Petitioner also introduced two illegible receipts that purport to relate to her travel expenses.14

The record also contains a copy of a travel log purporting to show petitioner's activities with respect to HOME during 2006. According to the travel log petitioner was in Houston performing HOME related duties during the following periods: (1) January 3 through 6, 2006; (2) March 8 through 13, 2006; (3) March 25 through 27, 2006; (4) April 7 through 10, 2006; (5) May 10 through 30, 2006; (6) June 10 through 12, 2006; (7) June 30 through July 7, 2006; (8) July 29 through August 3, 2006; (9) September 8 through 11, 2006; (10) September 29 through October 2, 2006; (11) October 19 through 23, 2006; (12) November 9 through 13, 2006; (13) November 23 through 27, 2006; and (14) December 8 through 9, 2006; and (15) December 19 through 27, 2006.
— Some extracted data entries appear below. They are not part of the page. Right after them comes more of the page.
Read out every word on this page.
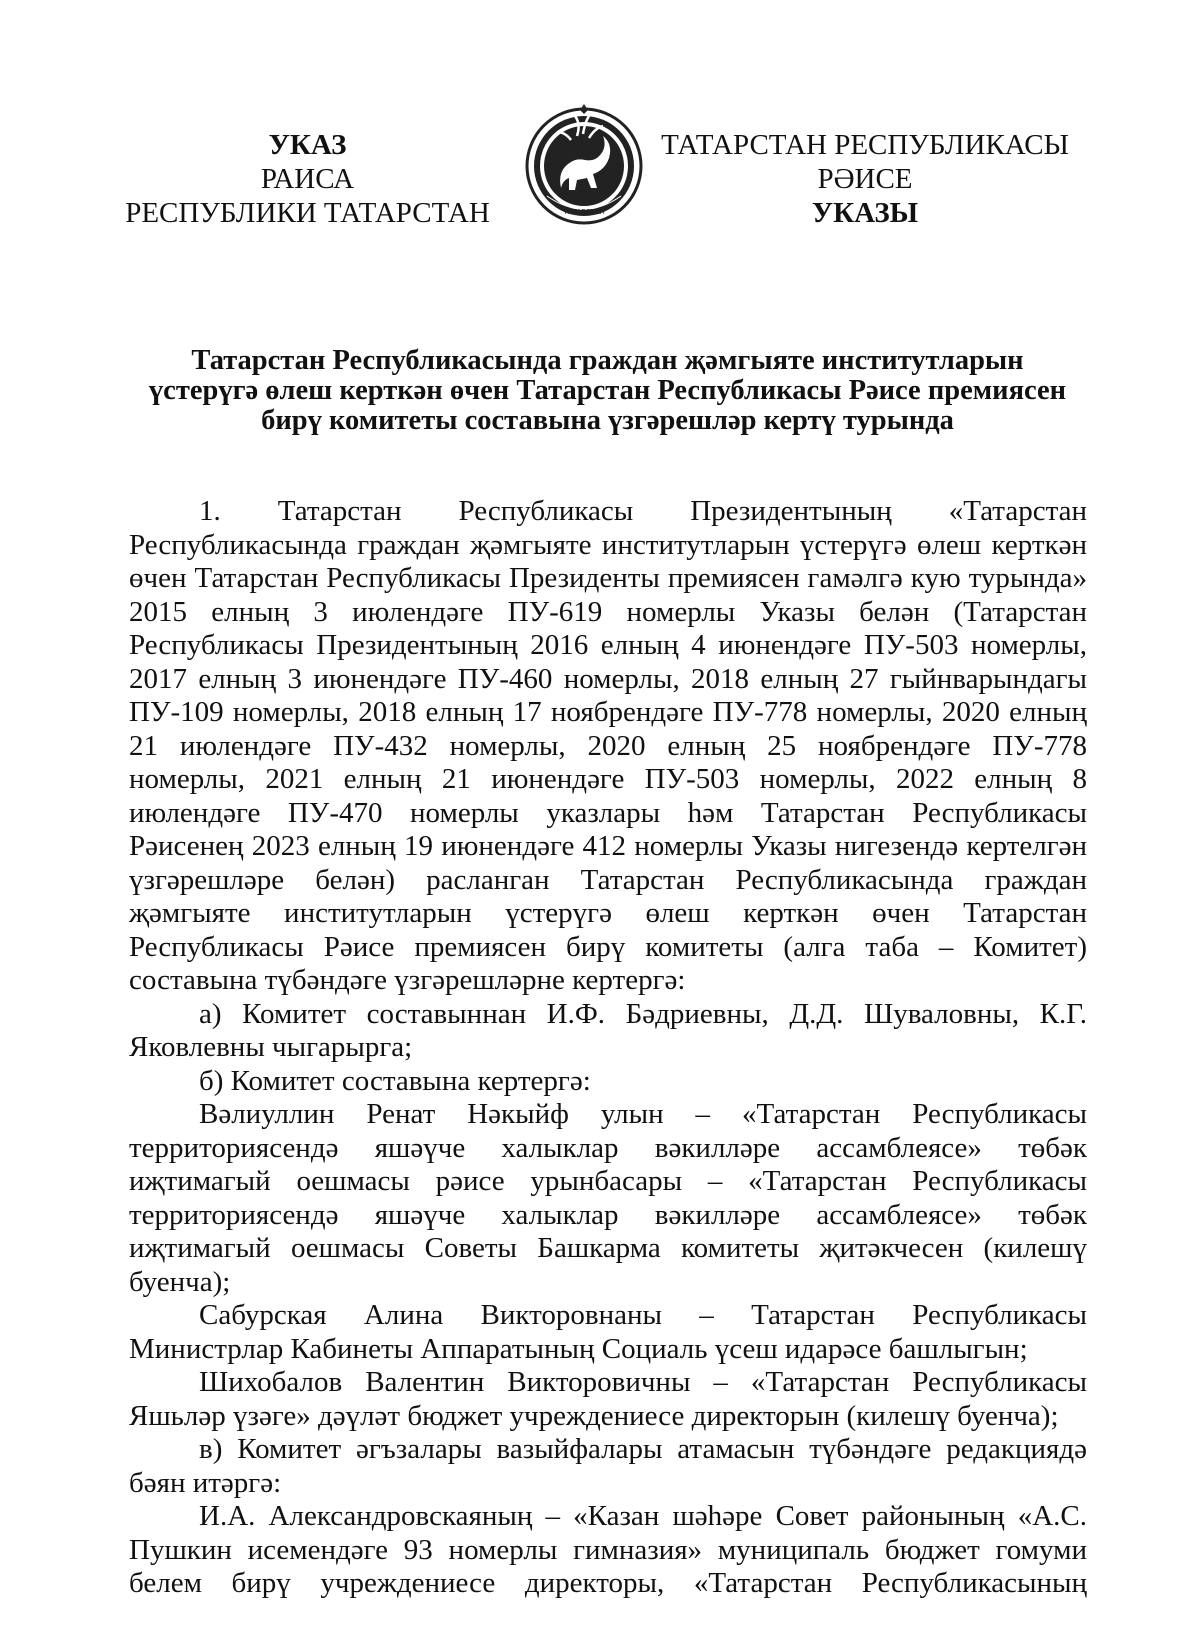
УКАЗ
РАИСА
РЕСПУБЛИКИ ТАТАРСТАН	ТАТАРСТАН
ТАТАРСТАН РЕСПУБЛИКАСЫ
РӘИСЕ
УКАЗЫ
Татарстан Республикасында граждан җәмгыяте институтларын
үстерүгә өлеш керткән өчен Татарстан Республикасы Рәисе премиясен
бирү комитеты составына үзгәрешләр кертү турында

1. Татарстан Республикасы Президентының «Татарстан Республикасында граждан җәмгыяте институтларын үстерүгә өлеш керткән өчен Татарстан Республикасы Президенты премиясен гамәлгә кую турында» 2015 елның 3 июлендәге ПУ-619 номерлы Указы белән (Татарстан Республикасы Президентының 2016 елның 4 июнендәге ПУ-503 номерлы, 2017 елның 3 июнендәге ПУ-460 номерлы, 2018 елның 27 гыйнварындагы ПУ-109 номерлы, 2018 елның 17 ноябрендәге ПУ-778 номерлы, 2020 елның 21 июлендәге ПУ-432 номерлы, 2020 елның 25 ноябрендәге ПУ-778 номерлы, 2021 елның 21 июнендәге ПУ-503 номерлы, 2022 елның 8 июлендәге ПУ-470 номерлы указлары һәм Татарстан Республикасы Рәисенең 2023 елның 19 июнендәге 412 номерлы Указы нигезендә кертелгән үзгәрешләре белән) расланган Татарстан Республикасында граждан җәмгыяте институтларын үстерүгә өлеш керткән өчен Татарстан Республикасы Рәисе премиясен бирү комитеты (алга таба – Комитет) составына түбәндәге үзгәрешләрне кертергә:

а) Комитет составыннан И.Ф. Бәдриевны, Д.Д. Шуваловны, К.Г. Яковлевны чыгарырга;

б) Комитет составына кертергә:

Вәлиуллин Ренат Нәкыйф улын – «Татарстан Республикасы территориясендә яшәүче халыклар вәкилләре ассамблеясе» төбәк иҗтимагый оешмасы рәисе урынбасары – «Татарстан Республикасы территориясендә яшәүче халыклар вәкилләре ассамблеясе» төбәк иҗтимагый оешмасы Советы Башкарма комитеты җитәкчесен (килешү буенча);

Сабурская Алина Викторовнаны – Татарстан Республикасы Министрлар Кабинеты Аппаратының Социаль үсеш идарәсе башлыгын;

Шихобалов Валентин Викторовичны – «Татарстан Республикасы Яшьләр үзәге» дәүләт бюджет учреждениесе директорын (килешү буенча);

в) Комитет әгъзалары вазыйфалары атамасын түбәндәге редакциядә бәян итәргә:

И.А. Александровскаяның – «Казан шәһәре Совет районының «А.С. Пушкин исемендәге 93 номерлы гимназия» муниципаль бюджет гомуми белем бирү учреждениесе директоры, «Татарстан Республикасының
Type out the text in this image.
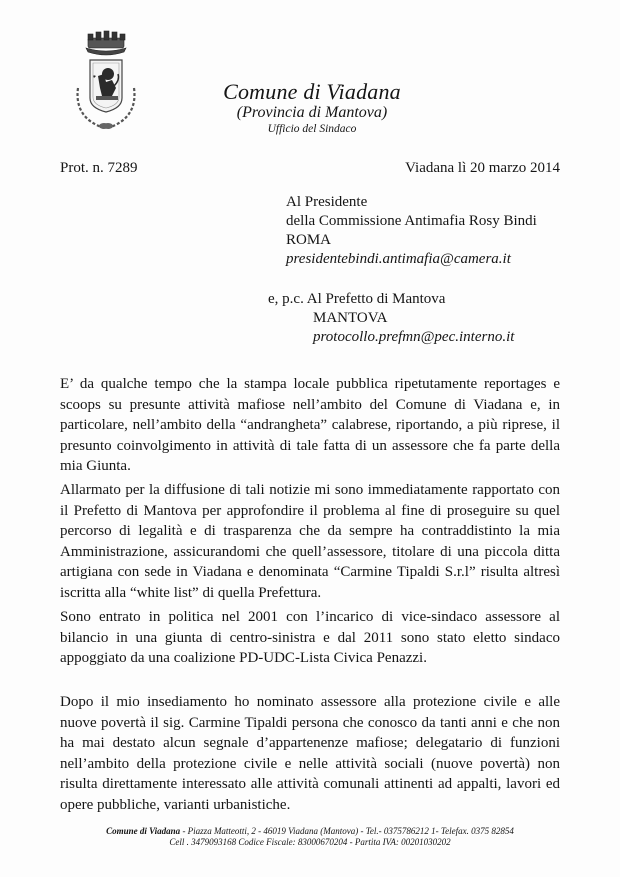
Comune di Viadana
(Provincia di Mantova)
Ufficio del Sindaco
Prot. n. 7289	Viadana lì 20 marzo 2014
Al Presidente
della Commissione Antimafia Rosy Bindi
ROMA
presidentebindi.antimafia@camera.it
e, p.c. Al Prefetto di Mantova
MANTOVA
protocollo.prefmn@pec.interno.it

E’ da qualche tempo che la stampa locale pubblica ripetutamente reportages e scoops su presunte attività mafiose nell’ambito del Comune di Viadana e, in particolare, nell’ambito della “andrangheta” calabrese, riportando, a più riprese, il presunto coinvolgimento in attività di tale fatta di un assessore che fa parte della mia Giunta.

Allarmato per la diffusione di tali notizie mi sono immediatamente rapportato con il Prefetto di Mantova per approfondire il problema al fine di proseguire su quel percorso di legalità e di trasparenza che da sempre ha contraddistinto la mia Amministrazione, assicurandomi che quell’assessore, titolare di una piccola ditta artigiana con sede in Viadana e denominata “Carmine Tipaldi S.r.l” risulta altresì iscritta alla “white list” di quella Prefettura.

Sono entrato in politica nel 2001 con l’incarico di vice-sindaco assessore al bilancio in una giunta di centro-sinistra e dal 2011 sono stato eletto sindaco appoggiato da una coalizione PD-UDC-Lista Civica Penazzi.

Dopo il mio insediamento ho nominato assessore alla protezione civile e alle nuove povertà il sig. Carmine Tipaldi persona che conosco da tanti anni e che non ha mai destato alcun segnale d’appartenenze mafiose; delegatario di funzioni nell’ambito della protezione civile e nelle attività sociali (nuove povertà) non risulta direttamente interessato alle attività comunali attinenti ad appalti, lavori ed opere pubbliche, varianti urbanistiche.

Comune di Viadana - Piazza Matteotti, 2 - 46019 Viadana (Mantova) - Tel.- 0375786212 1- Telefax. 0375 82854
Cell . 3479093168 Codice Fiscale: 83000670204 - Partita IVA: 00201030202
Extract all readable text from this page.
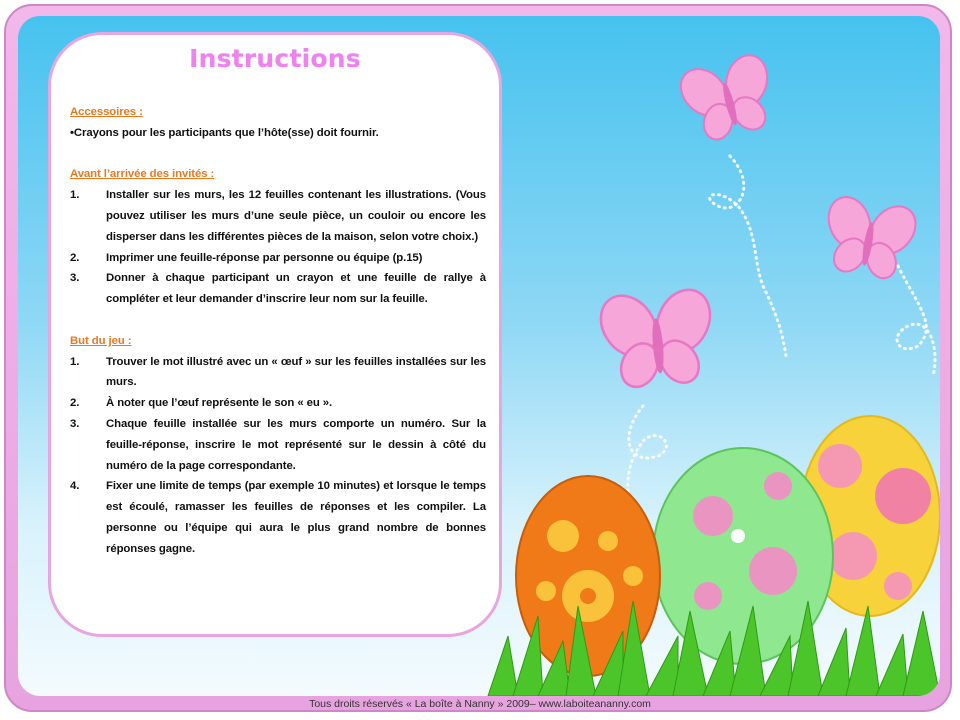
Instructions
Accessoires :
•Crayons pour les participants que l’hôte(sse) doit fournir.
Avant l’arrivée des invités :
1.	Installer sur les murs, les 12 feuilles contenant les illustrations. (Vous pouvez utiliser les murs d’une seule pièce, un couloir ou encore les disperser dans les différentes pièces de la maison, selon votre choix.)
2.	Imprimer une feuille-réponse par personne ou équipe (p.15)
3.	Donner à chaque participant un crayon et une feuille de rallye à compléter et leur demander d’inscrire leur nom sur la feuille.
But du jeu :
1.	Trouver le mot illustré avec un « œuf » sur les feuilles installées sur les murs.
2.	À noter que l’œuf représente le son « eu ».
3.	Chaque feuille installée sur les murs comporte un numéro. Sur la feuille-réponse, inscrire le mot représenté sur le dessin à côté du numéro de la page correspondante.
4.	Fixer une limite de temps (par exemple 10 minutes) et lorsque le temps est écoulé, ramasser les feuilles de réponses et les compiler. La personne ou l’équipe qui aura le plus grand nombre de bonnes réponses gagne.
Tous droits réservés « La boîte à Nanny » 2009– www.laboiteananny.com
There are several problems with petitioner's travel log and activity log. First, the travel log does not bear a date showing when petitioner created the log but bears only a facsimile date of August 3, 2011. Petitioner testified that she prepared some documents during the pendency of her audit. While petitioner testified that she prepared the travel log from an Excel spreadsheet she maintained in 2006, she did not introduce any credible evidence to support such a finding. We infer that the travel log is not a contemporaneous recordation of petitioner's activities with respect to HOME.15

Second, petitioner included in her HOME-related activities some activities that appear to be personal or recreational. For instance, petitioner included time spent at worship services at Good Shepherd; in most instances, the worship services were the only allegedly HOME-related activity petitioner participated in that day. Additionally, petitioner's activity log shows that she spent 4.5 hours reviewing magazines and books for decorating ideas.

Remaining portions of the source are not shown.